Court Opinion

ID: 9666060
Source: CourtListenerOpinion
Date Created: 2023-08-24 01:03:42.546256+00
Date Added: 2024-06-11T18:15:23.306997
License: Public Domain

McCown, J.,
concurring in part and dissenting in part.
I concur in the majority opinion with the exception of that part of the opinion dealing with the excessiveness of the sentence. My views on that score were set out in the former case of State v. Blunt, 187 Neb. 631, at page 633, 193 N. W. 2d 434, at page 436.
The defendant here took something over $100 in cash and checks from a cash register and pushed or shoved the cashier to her knees when she shut the cash register drawer on his fingers. He did not display or use or pretend to have any weapon.
It is significant that an habitual criminal charge was dismissed before he was sentenced. We have very recently held in State v. King, 196 Neb. 821, 246 N. W. 2d 477, that proportionality in sentencing ought to mean that the more serious offenders generally merit the greater punishment and that those offenders who offer the greatest menace to society deserve the greater punishment. In the case now before this court the original minimum sentence of 24% years was 4% years more than the highest minimum which could be imposed on an habitual criminal charge for conviction of any crime except murder. The minimum sentence of 16 2/3 years now imposed by this court is exactly twice as much as the highest minimum term which can be imposed for forcible sexual assault causing serious personal injury, and the maximum sentence of 35 years is 10 years more than the maximum which can be imposed for that crime.

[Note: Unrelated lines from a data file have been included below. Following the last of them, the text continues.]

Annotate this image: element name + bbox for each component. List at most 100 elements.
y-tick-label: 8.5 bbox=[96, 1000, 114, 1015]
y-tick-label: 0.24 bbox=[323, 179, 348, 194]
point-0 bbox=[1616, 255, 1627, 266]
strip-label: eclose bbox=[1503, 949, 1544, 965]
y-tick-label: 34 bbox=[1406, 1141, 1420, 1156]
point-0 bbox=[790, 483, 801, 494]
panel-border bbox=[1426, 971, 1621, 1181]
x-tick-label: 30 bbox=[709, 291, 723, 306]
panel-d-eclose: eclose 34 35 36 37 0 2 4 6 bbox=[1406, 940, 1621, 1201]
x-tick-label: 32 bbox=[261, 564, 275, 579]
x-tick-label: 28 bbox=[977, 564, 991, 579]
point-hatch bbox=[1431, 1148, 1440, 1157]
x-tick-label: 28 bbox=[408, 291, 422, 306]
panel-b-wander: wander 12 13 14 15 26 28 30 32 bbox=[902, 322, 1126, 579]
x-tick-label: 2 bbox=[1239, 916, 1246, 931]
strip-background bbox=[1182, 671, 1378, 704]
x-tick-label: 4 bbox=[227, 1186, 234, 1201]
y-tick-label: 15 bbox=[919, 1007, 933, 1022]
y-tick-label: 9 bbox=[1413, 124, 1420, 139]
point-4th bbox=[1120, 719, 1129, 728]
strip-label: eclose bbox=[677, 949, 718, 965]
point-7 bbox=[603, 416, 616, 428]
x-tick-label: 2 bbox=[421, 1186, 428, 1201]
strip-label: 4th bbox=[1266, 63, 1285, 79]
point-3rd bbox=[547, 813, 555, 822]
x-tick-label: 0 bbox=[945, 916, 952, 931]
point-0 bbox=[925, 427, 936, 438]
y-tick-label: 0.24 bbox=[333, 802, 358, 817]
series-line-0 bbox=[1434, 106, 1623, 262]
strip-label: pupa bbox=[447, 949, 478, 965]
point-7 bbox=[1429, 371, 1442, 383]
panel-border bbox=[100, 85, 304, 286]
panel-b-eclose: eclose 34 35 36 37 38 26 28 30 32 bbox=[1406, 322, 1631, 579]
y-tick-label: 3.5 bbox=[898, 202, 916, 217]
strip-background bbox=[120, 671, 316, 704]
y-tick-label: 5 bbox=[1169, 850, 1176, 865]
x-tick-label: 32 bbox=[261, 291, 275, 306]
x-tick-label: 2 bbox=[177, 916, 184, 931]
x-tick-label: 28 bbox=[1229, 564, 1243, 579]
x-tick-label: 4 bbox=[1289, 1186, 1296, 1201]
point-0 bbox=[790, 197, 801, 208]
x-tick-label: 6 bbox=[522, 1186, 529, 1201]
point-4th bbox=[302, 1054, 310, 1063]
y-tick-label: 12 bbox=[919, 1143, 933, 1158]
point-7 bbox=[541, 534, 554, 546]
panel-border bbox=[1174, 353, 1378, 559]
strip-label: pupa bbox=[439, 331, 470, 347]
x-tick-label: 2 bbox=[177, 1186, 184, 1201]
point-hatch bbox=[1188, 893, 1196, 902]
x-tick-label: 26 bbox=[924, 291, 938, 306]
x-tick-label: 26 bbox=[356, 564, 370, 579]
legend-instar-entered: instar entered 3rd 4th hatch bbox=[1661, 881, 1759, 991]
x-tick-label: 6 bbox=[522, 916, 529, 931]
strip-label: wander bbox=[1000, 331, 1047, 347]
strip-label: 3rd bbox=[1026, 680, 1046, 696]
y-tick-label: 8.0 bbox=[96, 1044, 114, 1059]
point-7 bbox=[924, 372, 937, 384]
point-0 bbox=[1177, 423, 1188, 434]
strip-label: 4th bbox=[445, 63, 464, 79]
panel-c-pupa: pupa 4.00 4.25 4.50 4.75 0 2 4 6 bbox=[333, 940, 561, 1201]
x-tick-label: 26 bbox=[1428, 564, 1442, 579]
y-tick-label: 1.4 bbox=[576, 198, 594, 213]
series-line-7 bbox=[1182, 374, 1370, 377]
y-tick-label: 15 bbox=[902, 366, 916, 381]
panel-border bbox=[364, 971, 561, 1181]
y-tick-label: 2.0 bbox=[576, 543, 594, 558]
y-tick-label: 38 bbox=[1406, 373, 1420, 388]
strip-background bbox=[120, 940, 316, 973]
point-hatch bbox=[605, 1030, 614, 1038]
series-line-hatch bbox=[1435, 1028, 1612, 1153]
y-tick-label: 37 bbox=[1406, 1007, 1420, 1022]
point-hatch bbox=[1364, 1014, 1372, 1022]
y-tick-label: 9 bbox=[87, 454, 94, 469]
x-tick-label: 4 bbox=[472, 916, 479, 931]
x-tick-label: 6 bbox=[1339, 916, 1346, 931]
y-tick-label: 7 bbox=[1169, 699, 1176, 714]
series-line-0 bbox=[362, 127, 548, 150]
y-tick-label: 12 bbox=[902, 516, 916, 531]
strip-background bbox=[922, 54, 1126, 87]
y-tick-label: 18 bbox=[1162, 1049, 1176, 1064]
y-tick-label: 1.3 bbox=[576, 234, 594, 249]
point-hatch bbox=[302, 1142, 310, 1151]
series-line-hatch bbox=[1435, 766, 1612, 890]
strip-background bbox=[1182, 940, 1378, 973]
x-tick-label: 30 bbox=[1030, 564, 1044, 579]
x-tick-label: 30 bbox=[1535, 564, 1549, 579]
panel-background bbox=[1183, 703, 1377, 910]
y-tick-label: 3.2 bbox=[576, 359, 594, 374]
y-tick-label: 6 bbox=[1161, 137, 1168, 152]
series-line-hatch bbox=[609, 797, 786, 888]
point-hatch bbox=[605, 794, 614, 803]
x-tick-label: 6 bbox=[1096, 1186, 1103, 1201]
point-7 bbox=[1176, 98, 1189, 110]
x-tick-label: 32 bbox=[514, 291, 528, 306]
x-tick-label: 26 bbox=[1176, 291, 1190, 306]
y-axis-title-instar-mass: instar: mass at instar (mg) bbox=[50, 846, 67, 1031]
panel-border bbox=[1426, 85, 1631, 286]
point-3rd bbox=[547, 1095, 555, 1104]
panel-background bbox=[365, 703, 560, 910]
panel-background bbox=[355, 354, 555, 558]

Clearly the defendant’s prior record is bad. He is entitled to no leniency. That fact should not justify a sentence which clearly does not fit the crime. Neither *95does it authorize the court to sentence him as though the habitual criminal count had not been dismissed. Any sentence in excess of 10 years, in my opinion, constituted an abuse of discretion on the facts here. Where the court is required to enter a new sentence, as it is here, that sentence ought to reflect a more evenhanded justice. Injustice remains intolerable, no matter what proportions it may have.